Advanced filtering will add more sophisticated filtering options for reports, including date ranges, error types, and custom criteria. API rate limiting will implement intelligent rate limiting to prevent overwhelming target servers while maintaining checking efficiency. Customizable checks will allow configuration of different check types beyond basic HTTP status, including content validation and response time thresholds. Integration hooks will add hooks for integration with external monitoring systems and third-party services.
Machine learning integration will use ML algorithms to predict link failure patterns and suggest preventive actions based on historical data. Multi-protocol support will extend beyond HTTP/HTTPS to support FTP, SFTP, and other protocols commonly used in data portals. Real-time monitoring will implement continuous link monitoring with live dashboard and alerting capabilities. Community features will add community-driven link verification and reporting mechanisms to leverage collective intelligence.
We welcome contributions to improve ckanext-check-link! Contributions can include bug fixes, feature enhancements, documentation improvements, and testing. Please fork the repository, create a feature branch, implement your changes with appropriate tests, and submit a pull request with a clear description of the changes and their purpose. Follow the existing code style and conventions, and ensure all tests pass before submitting.

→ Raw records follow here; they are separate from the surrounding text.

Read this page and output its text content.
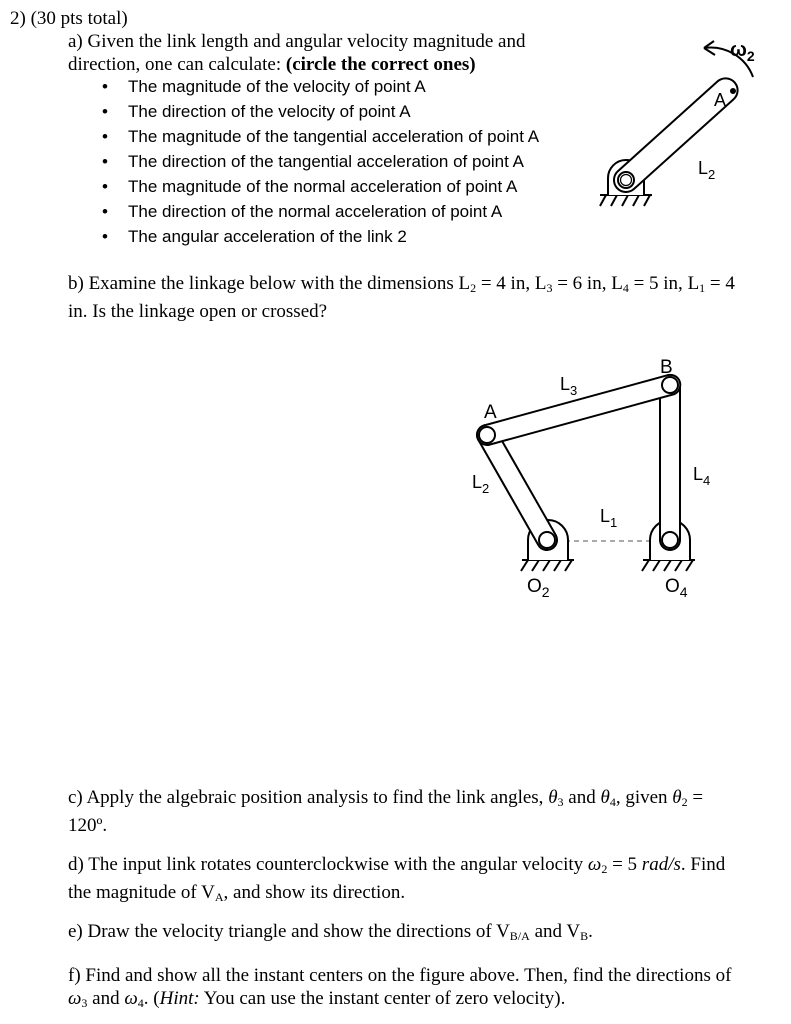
2) (30 pts total)
a) Given the link length and angular velocity magnitude and direction, one can calculate: (circle the correct ones)
• The magnitude of the velocity of point A
• The direction of the velocity of point A
• The magnitude of the tangential acceleration of point A
• The direction of the tangential acceleration of point A
• The magnitude of the normal acceleration of point A
• The direction of the normal acceleration of point A
• The angular acceleration of the link 2
A
$\omega_2$
$L_2$
b) Examine the linkage below with the dimensions $L_2 = 4$ in, $L_3 = 6$ in, $L_4 = 5$ in, $L_1 = 4$
in. Is the linkage open or crossed?
A
B
$L_3$
$L_2$
$L_4$
$L_1$
$O_2$	$O_4$
c) Apply the algebraic position analysis to find the link angles, $\theta_3$ and $\theta_4$, given $\theta_2$ =
120º.
d) The input link rotates counterclockwise with the angular velocity $\omega_2 = 5$ rad/s. Find
the magnitude of $V_A$, and show its direction.
e) Draw the velocity triangle and show the directions of $V_{B/A}$ and $V_B$.
f) Find and show all the instant centers on the figure above. Then, find the directions of
$\omega_3$ and $\omega_4$. (Hint: You can use the instant center of zero velocity).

For support, please open an issue in the GitHub repository with a detailed description of the problem, including steps to reproduce, expected behavior, and actual behavior. Include information about your CKAN version, extension version, and relevant configuration settings. The maintainers will respond as promptly as possible to address your concerns.
This extension is licensed under the GNU Affero General Public License v3.0 or later (AGPLv3+). See the LICENSE file for more details. This license ensures that any modifications or derivative works remain open source and freely available to the community.